Prime example. I worked with a nurse who always showed up late because she was coming from her other job. This woman was never less than 15-30mins late for every shift. When she finally made her appearance she would lolly-gag in the break room after getting report instead of immediately assessing her patients and entering some of her assessments into the computer. She would order dinner and go eat it about 10pm and then do her meds late. She took a 2 hour break every night because she was exhausted from working two jobs. In the mornings she would be groggy and routinely still be sitting at the computer charting 1-2 hours past her shift.

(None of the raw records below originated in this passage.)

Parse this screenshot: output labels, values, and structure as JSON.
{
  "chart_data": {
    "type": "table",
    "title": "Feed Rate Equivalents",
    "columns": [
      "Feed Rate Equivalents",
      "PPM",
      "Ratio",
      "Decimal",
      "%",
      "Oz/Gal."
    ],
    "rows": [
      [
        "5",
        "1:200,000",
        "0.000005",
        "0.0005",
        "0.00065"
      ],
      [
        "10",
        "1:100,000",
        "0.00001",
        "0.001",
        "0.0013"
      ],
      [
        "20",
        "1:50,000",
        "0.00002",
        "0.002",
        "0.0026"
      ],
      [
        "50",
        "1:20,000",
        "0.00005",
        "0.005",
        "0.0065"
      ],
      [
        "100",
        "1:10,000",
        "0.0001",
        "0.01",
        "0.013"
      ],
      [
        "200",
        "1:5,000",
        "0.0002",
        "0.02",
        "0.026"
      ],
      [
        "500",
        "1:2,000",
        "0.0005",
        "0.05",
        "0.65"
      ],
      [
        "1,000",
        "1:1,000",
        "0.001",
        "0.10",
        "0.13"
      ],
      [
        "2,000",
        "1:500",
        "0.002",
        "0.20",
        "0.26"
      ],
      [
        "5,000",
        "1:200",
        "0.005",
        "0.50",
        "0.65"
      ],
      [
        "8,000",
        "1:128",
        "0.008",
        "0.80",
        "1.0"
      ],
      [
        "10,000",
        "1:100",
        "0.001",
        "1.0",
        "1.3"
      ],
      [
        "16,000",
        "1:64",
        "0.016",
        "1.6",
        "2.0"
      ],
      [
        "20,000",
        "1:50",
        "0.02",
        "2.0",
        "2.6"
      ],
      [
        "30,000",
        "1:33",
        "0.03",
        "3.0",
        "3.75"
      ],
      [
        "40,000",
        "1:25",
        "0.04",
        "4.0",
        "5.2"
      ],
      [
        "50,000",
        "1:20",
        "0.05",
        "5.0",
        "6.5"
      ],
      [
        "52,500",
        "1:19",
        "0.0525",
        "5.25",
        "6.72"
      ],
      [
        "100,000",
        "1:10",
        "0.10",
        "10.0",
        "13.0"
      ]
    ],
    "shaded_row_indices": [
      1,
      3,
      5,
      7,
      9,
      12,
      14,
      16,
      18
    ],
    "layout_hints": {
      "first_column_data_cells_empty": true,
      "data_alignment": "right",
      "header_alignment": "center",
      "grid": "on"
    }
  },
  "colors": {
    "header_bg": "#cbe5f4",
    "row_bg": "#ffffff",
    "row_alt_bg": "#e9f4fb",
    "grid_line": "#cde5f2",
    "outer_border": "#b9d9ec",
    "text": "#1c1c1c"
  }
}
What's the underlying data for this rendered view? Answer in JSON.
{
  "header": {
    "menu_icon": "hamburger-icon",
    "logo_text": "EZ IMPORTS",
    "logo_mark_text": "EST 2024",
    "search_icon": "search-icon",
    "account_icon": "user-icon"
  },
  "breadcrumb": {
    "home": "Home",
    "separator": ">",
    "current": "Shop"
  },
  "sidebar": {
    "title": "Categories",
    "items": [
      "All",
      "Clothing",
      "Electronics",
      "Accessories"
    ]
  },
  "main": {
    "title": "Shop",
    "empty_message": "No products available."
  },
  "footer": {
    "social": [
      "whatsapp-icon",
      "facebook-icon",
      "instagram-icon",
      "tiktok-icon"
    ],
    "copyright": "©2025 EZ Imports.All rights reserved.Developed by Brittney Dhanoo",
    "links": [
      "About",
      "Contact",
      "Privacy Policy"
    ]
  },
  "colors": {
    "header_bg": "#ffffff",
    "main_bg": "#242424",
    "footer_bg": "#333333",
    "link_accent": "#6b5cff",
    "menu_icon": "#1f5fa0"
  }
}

She was always the first to complain about a lack of teamwork but I refused to help her and would just hide after getting sucked up into her inefficiency a few times. Sorry but it's not fair if you arrive at work early or on time. It's not fair when you jump right to work and bust your butt while she shows up late and works as slow as molasses. I refused to help her out and stay past my shift because she wants to show up late and work slow. As long as the patient wasn't in danger I left it alone...sorry they got a bad nurse that shift but it happens.
- 0Jan 14, '13 by Orion81I think the down time you have could be better spent helping a nurse who's struggling, and help teach her/him your efficiency skills so they can get better and more efficient. This will have the added benefit of people not thinking you're lazy, and quite the opposite, look up to you. Share your knowledge fellow nurse!